Project led by:
Newcastle University
Dr Will Edmondes, will.edmondes@newcastle.ac.uk
Transonic
Project Transonic aims to develop performance and network opportunities for postgraduate (MMus and PhD) creative practitioners. The International Centre for Music Studies (ICMuS) at Newcastle University has developed a very distinctive strand in composition studies, now termed postvernacular. The areas that postgraduate composers at ICMUS are working in have rapidly moved away from the Western/European Classical paradigms whose protocols are traditionally observed by postgraduate composition departments in the UK, Europe and America. These changes in position have evolved gradually as a result of two fundamental approaches that are prevalent at ICMUS; firstly commitment to Widening Participation programmes meaning that an increasing number of admissions included musicians from non-traditional backgrounds and secondly the grounding of ICMUS’s musicological studies within contemporary discourses in critical and cultural theory. These factors inform a position which recognises that the subcultural forms in popular music (i.e. a non-commerce driven, popular avant garde) are as important (on an international, cultural level), if not more so, than contemporary movements in the European Classical tradition.

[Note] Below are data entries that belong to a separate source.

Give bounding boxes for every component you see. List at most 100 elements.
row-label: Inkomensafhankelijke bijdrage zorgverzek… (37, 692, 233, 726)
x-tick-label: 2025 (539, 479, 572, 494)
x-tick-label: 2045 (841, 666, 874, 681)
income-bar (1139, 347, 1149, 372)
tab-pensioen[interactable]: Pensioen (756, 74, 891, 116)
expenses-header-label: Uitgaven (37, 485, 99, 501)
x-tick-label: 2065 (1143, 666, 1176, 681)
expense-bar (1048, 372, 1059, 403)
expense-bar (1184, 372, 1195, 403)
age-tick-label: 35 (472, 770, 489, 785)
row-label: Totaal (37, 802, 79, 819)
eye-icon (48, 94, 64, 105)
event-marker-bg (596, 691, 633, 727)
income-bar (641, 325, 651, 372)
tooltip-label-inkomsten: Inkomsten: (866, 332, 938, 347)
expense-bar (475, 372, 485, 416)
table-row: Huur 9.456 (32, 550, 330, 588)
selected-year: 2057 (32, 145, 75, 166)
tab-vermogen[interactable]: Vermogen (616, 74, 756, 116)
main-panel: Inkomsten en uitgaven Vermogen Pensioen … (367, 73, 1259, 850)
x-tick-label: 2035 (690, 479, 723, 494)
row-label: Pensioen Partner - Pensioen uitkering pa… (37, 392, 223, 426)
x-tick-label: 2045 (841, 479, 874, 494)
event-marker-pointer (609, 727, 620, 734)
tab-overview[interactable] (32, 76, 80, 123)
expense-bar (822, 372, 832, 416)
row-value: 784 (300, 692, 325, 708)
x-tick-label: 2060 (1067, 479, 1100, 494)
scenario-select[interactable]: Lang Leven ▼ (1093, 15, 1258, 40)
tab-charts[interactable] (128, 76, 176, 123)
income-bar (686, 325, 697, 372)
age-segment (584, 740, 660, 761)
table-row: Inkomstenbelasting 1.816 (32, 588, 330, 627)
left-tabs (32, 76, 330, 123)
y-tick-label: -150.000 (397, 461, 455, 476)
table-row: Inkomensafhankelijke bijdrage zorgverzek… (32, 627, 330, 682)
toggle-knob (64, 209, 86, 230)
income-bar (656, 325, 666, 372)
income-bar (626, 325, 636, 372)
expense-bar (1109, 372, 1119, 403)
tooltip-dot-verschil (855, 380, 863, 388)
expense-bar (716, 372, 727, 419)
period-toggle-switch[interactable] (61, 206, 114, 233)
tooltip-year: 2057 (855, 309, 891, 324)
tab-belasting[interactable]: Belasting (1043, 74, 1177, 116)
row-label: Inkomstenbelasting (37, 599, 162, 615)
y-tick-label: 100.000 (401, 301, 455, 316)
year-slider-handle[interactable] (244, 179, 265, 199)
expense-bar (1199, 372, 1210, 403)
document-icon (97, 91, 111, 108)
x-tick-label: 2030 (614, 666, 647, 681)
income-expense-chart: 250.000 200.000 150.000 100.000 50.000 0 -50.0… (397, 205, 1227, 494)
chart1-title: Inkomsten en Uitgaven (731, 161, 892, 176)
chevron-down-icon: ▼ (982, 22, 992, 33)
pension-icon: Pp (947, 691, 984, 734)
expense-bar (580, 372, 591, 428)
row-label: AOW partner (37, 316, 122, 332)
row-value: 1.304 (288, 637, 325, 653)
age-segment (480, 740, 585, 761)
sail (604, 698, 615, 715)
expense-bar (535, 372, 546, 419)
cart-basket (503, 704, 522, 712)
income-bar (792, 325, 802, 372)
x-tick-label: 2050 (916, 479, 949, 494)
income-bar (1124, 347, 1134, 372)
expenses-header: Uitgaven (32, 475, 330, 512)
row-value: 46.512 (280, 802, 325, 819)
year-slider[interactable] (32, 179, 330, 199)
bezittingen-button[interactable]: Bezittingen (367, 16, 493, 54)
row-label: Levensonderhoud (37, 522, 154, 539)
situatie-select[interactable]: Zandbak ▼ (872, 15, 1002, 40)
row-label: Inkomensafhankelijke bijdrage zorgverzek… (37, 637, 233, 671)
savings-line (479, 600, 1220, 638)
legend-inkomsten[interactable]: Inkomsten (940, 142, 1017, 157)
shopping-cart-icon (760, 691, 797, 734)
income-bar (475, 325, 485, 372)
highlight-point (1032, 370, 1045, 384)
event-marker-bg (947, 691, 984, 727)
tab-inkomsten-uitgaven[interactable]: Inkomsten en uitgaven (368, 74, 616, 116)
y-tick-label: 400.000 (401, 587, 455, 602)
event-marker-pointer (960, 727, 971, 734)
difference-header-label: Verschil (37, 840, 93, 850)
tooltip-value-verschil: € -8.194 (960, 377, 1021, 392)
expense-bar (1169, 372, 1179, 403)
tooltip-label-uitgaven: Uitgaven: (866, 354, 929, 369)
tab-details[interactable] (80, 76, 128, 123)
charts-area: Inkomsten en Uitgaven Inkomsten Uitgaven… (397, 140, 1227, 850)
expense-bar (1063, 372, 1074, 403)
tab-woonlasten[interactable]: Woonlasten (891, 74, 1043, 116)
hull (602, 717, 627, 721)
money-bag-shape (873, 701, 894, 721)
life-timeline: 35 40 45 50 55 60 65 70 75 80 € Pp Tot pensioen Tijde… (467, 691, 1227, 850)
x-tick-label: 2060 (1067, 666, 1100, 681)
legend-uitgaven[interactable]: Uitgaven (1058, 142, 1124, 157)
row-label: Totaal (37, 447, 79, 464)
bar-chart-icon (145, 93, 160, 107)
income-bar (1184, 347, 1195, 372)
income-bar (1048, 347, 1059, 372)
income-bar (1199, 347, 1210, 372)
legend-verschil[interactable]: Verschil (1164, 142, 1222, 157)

There are various established organisations whose services provide the opportunities for postgraduate composers in the traditional domain to get music performed and to make connections with fellow practitioners both nationally and internationally. Because of postvernacular music’s historical connotations with the record industry, such official networks don’t exist for students working in this domain. Project Transonic specifically addresses this lack of support and helps postgraduates at ICMUS develop the connections and experience that would give their work wider, pertinent exposure.